Nigeria has one of the youngest populations in the world with a median age of 18 years 7 months, which means that we are the 20th youngest out of 230 countries in the latest rankings. Yesterday’s unemployment numbers published by the National Bureau of Statistics placed the unemployment rate among Nigeria’s 15-34-year-olds at 42.5%. For the record, the total number of unemployed people was estimated to be around 23 million.
Yesterday’s report looks at the nature of and changes in rates of unemployment and underemployment and shows that the national unemployment rate was at 33.3% in Q4 2020 (up from 27.1% in Q2 2020). It gets worse when you add underemployment, which to put it simply, is those whose take-home pay cannot take them home.
It gets even worse when you factor in that of the 5.9 million Nigerians with BA/BSc/HND in the Labour Market, only 2.8 million of them are fully employed with 2.4 million of them being totally unemployed. What this says about the synergy between the educational system and the labour market and the economy isn’t flattering and the implications of this level of unemployment are even less enjoyable to consider.
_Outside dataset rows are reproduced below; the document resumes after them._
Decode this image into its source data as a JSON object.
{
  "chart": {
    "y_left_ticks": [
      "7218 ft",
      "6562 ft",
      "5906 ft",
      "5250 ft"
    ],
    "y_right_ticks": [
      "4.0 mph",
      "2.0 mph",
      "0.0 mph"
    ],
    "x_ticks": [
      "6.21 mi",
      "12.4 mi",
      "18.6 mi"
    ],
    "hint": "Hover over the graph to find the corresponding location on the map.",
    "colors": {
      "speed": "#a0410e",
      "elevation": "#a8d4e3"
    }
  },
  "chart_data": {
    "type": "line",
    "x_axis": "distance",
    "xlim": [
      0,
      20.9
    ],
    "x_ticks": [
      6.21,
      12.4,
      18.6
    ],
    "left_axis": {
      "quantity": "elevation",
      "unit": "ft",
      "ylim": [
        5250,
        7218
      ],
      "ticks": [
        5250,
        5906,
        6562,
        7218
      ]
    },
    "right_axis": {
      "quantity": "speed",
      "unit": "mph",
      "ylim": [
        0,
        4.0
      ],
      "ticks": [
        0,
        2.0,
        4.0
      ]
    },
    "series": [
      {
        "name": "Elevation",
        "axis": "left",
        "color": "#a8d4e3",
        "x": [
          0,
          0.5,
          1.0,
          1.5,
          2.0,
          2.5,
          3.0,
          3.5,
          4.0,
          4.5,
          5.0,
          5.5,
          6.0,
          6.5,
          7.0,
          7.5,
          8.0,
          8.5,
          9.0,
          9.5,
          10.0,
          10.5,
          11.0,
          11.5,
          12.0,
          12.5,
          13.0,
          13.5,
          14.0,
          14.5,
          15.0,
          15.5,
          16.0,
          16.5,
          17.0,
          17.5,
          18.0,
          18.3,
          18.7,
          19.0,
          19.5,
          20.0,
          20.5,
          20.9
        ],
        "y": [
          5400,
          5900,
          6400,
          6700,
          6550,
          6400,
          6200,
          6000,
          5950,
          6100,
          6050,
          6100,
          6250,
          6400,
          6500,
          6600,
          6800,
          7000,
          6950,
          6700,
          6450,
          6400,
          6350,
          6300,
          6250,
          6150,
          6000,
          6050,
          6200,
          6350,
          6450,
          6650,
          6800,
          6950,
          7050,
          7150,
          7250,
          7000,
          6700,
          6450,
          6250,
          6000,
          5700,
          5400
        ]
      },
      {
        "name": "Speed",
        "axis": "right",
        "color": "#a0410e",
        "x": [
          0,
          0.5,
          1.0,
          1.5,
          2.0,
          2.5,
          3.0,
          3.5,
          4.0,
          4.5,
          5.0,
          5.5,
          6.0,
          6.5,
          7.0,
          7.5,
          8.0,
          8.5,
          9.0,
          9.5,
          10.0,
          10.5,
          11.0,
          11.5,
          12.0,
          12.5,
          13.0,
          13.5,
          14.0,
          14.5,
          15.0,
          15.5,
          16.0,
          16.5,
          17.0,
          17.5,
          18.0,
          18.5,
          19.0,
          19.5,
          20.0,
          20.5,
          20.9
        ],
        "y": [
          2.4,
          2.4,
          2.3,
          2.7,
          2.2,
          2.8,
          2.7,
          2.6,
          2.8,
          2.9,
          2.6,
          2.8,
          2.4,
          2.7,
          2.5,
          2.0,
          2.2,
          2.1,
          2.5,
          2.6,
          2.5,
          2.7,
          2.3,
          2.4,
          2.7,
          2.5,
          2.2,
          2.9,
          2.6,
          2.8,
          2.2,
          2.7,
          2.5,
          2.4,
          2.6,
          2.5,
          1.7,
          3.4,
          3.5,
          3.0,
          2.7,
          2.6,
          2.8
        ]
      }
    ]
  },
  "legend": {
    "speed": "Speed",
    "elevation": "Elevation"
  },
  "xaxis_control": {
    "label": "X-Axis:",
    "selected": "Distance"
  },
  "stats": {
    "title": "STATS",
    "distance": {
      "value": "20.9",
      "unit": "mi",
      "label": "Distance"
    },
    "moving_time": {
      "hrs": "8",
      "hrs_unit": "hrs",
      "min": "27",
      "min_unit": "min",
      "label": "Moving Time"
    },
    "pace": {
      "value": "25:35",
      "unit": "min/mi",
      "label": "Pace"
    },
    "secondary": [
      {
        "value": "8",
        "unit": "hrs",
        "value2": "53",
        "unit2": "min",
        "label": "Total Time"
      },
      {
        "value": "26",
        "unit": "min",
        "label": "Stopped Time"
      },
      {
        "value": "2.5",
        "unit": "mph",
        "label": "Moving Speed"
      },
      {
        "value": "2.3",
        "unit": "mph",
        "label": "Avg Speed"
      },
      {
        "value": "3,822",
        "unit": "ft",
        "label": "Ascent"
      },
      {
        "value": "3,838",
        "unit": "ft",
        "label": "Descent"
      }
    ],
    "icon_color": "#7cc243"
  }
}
Let’s not beat around the bush, a country with 23 million unemployed people will pay a heavy price in economic and social costs. These costs include lost tax revenue, drops in consumption, spending and investment, social unrest, and crime rate spikes, among other issues. Savings levels also drop as these unemployed people have to be subsidised by their families and friends who end up with reduced disposable income, thus ensuring the continuation of a vicious cycle.
There are some people who will point to, and raise questions about the impact of the Covid19 pandemic on the economy but, arguably, the actions and inactions of the government have played a much more influential role in this disaster. Before the pandemic, Nigeria’s government reacted to reduced crude oil receipts by installing a harsher taxation regimen that squeezed the economy. Even worse, Nigeria’s government embarked on a boneheaded closure of our national borders. This border closure had an outsize impact on trade, which is the second-largest employer of labour in our economy. Then as if on a death wish, the government has been strangely lenient in response to the activities of the so-called “herdsmen” who have gone on kidnapping and murdering sprees that have discouraged investment in agriculture, our largest employer of labour. This insecurity is also discouraging interstate road travel (Transport), another significant employer of labour, and one which ties both Agriculture and Trade. The existence of a hostile approach to private businesses by the federal and state governments has been another major albatross and policy responses should focus on these and other foundational restrictions in Nigeria’s Constitution, political culture, and governance methods that stifle the economy.
There is also a need to consider the effect of hysteresis which in this instance refers to how extended unemployment could eventually make people even less able to get employment due to their loss of skill, sharpness, or work experience. A change in the labour market that coincides with their extended absence from a work environment also makes employability harder to achieve. In Economics, hysteresis states that historical rates of unemployment are likely to influence the current and future rates of unemployment. This would mean that the technical and vocational education that should keep unemployed people primed for the workplace and even prepares them for better employment opportunities are very important now.
A proactive approach to managing the mental health of the unemployed by working to keep them from depression, suicide, violence, or engaging in substance abuse in their search for coping mechanisms is vital to keep the social costs of unemployment from festering even further.
The present government came in promising “change”. While we should have been clearer on the type of change being expected, Nigeria must accept that it is time to put aside the use of disastrous statist policies and embrace a responsible strain of capital and devolved decentralised government that rewards excellence, prioritises productivity, and punishes mediocrity. The number of Nigerians who are of age and willing to work but unable to get any is something we should be very concerned about especially at a time when Nigeria is dealing with significant food inflation rises. Just as I was rounding up this piece, the NBS published the inflation numbers – 22% food inflation!
For a country in which according to research carried out by SBM Intelligence, 63% of our people spend 59% of their income on just food, that level of food inflation is murder. We have failed enough for five generations and have to do better now. The number of fully employed Nigerians in Q2 2015 was 67 million and now the figure stands at 30 million. The 37 million people who have lost jobs in the last six years are not dead. We must do something about them or we will all suffer what they are suffering.